José Jiménez Lozano
Ni nombrarse
Parece que en un mundo en el que la proporción de imágenes violentas y bárbaras son diarias, entre otras razones porque también parece que hay un público deseoso de imágenes de esta clase, el hecho de que haya habido no hace mucho tiempo una crítica de esa situación que ha utilizado y también imágenes de una cierta dureza es significativo.
Es decir que las odiosas, viles y sanguinarias imágenes de unas decapitaciones se han tolerado más o menos, pero no las de una televisión que criticaba ese morbo a través del funcionamiento de una máquina de picar carne para avisar que hay un público para eso, y así es, efectivamente, por desgracia. Exactamente como le había para los autos inquisitoriales, o aquel otro público de mujeres haciendo punto mientras veía cortar cabezas en la guillotina, y estuvo luego el público que de las ejecuciones públicas de delincuentes hasta su prohibición hace solamente un siglo.
Cosas así parecían ya el pasado, pero ahora resulta que la emisión televisiva de las espantosas decapitaciones por parte de los llamados guerreros «yihadistas», y barbaries por el estilo de la delincuencia común reclaman un derecho a ser representadas en público.

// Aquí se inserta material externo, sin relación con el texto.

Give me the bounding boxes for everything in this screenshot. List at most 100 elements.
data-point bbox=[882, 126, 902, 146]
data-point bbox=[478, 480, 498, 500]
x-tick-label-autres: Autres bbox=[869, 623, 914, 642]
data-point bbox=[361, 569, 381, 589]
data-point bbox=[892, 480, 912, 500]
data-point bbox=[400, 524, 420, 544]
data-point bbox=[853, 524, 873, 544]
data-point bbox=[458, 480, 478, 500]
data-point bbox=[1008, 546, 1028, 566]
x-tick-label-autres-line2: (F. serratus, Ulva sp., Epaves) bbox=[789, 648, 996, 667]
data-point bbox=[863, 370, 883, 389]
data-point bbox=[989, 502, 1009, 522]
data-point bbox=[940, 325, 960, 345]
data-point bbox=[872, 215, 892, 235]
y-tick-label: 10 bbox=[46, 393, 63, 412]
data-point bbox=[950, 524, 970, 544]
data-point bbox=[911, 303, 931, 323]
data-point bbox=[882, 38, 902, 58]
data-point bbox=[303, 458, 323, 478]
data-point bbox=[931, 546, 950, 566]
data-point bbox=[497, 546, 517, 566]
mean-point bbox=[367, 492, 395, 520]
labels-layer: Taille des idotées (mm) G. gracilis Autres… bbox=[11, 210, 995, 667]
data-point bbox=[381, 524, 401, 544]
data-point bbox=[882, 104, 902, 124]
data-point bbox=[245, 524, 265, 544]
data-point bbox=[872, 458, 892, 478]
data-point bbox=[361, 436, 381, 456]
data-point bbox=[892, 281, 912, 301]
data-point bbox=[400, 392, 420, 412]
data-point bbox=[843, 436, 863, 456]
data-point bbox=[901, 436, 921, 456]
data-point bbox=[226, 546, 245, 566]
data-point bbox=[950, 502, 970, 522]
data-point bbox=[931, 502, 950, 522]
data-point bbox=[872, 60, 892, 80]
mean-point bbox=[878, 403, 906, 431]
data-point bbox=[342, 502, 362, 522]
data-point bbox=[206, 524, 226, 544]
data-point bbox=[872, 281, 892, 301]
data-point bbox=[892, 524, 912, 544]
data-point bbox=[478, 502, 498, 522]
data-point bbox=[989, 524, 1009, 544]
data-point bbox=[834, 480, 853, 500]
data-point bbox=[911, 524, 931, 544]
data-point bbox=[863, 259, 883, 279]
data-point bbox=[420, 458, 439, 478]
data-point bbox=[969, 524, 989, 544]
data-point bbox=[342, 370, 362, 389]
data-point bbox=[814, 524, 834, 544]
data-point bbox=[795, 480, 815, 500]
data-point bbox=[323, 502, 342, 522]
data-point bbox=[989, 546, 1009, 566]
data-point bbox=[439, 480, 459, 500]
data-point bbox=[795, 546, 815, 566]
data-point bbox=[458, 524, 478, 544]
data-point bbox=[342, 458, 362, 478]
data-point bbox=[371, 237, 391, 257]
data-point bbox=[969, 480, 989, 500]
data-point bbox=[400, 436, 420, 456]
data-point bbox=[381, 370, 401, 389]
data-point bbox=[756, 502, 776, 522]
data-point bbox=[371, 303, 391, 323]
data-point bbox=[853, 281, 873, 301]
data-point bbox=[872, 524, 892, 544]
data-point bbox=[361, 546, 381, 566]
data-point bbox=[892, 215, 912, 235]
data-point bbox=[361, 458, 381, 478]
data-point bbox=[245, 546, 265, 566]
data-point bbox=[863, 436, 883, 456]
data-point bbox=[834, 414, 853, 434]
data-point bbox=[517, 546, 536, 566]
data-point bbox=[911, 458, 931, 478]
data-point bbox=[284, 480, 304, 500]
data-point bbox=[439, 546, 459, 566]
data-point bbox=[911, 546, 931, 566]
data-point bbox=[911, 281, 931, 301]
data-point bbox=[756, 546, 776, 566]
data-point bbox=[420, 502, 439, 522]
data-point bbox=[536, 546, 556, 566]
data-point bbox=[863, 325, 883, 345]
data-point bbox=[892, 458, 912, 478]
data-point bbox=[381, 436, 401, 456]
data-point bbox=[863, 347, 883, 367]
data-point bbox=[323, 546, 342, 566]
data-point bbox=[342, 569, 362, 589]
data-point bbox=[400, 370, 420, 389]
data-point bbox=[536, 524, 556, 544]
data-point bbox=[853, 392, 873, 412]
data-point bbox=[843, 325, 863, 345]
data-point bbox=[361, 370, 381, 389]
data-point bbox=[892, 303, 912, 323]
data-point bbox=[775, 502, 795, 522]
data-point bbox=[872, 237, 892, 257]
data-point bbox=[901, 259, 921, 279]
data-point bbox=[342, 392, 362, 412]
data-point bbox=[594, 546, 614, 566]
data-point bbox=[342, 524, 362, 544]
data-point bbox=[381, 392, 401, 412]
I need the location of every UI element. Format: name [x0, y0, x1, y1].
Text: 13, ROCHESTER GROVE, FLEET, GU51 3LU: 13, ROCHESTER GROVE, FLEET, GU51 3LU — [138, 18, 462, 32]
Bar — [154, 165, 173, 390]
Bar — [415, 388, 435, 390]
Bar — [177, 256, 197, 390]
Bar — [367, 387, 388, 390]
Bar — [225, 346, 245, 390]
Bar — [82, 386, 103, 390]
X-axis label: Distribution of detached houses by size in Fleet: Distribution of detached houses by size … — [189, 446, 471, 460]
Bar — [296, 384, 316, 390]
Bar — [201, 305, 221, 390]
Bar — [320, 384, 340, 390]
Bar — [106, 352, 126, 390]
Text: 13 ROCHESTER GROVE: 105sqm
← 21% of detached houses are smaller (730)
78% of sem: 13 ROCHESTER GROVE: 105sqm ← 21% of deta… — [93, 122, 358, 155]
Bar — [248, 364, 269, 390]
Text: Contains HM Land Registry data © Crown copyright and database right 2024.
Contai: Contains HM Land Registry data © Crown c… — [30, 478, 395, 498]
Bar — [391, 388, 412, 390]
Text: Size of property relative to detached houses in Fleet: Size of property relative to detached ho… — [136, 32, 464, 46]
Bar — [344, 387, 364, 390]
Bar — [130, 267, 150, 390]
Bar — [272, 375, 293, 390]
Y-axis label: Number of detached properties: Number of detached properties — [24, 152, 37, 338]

Un tiempo atrás de esta reclamación ya se había dado una discusión parecida a propósito de un criminal que había matado a su mujer, y la había descuartizado; y fue a este respecto, cuando una emisora de televisión criticó la noticia mostrando una picadora de carne en acción y señalando que reiterar y circunstanciar tales noticias era como referirse a carne picada para vender, y tratando de justificar este modo de hacer su crítica con la muestra de esa picadora de carne; aunque, ciertamente, no es seguro que mostrar la violencia y el horror no sea contagiarlos.
El hecho es que esta sociedad nuestra ha recibido, como ninguna otra en la historia, millones de imágenes de sangre, brutalidad, barbarie y basura, y no sólo no parece hastiada y asqueada, sino que ha producido hasta las así llamadas «estéticas de la violencia, la vulgaridad y la basura». Y se reproducen como espectáculos de entretenimiento interrogatorios con víctimas voluntarias, que sin duda cobran por ello, y cuyo rebajamiento y destrucción son apasionadamente seguidos por millones de personas, que gustan de ese rebajamiento, humillación y destrucción de los demás, y quizás de ellos mismos-
¿Es que estamos nostálgicos de los interrogatorios y juicios populares de los totalitarismos del siglo pasado, o queremos hacer nuevas ediciones de ellos? Pongamos por caso de las sesiones autoacusatorias de las víctimas, no solo humilladas, sino también apaleadas y muertas, como ocurrió con tantos maestros y profesores que, a los ojos de los jovencitos de la Revolución Cultural, eran peligrosos sujetos que enseñaban antiguallas artísticas o religiosas, incluido el horror de la ortografía y otros conocimientos de un pasado tenebroso. Pero parecía, desde luego, que la civilidad y la humanidad habían relegado al conocimiento histórico, por un lado, y al de los tribunales ordinarios, por el otro, a toda esa realidad de violencia y horror, y que nadie querría ni recordarla. Pero no es así precisamente.
Durante la ya tan lejana Guerra Civil española, se llegó a gritar por algunos grupos «¡Viva lo peor!», según ha explicado alguien que entonces lo gritaba, porque estaba adoctrinado para ello, y comentando a seguido que era como desear el fin del mundo y alimentar un odio hasta a los espejos y porcelanas. O lo que era lo mismo, un odio a la vida, un esencial nihilismo.
Por razones de mero juego de politiquería, y muy distintas a las del antiguo y sombrío puritanismo, parece que ahora mismo viviéramos en un mundo que deberíamos odiar porque sería una sentina de irremediable corrupción. Y, desde luego, hay también una gran oferta de vengadores dispuestos a purificar esa sentina por la destrucción.
Pero los crímenes, el horror y la basura sólo necesitan ser enunciados cuando ya han sido castigados, o justicia ya hecha, que impide, además, el cínico negocio de la basura y la venganza.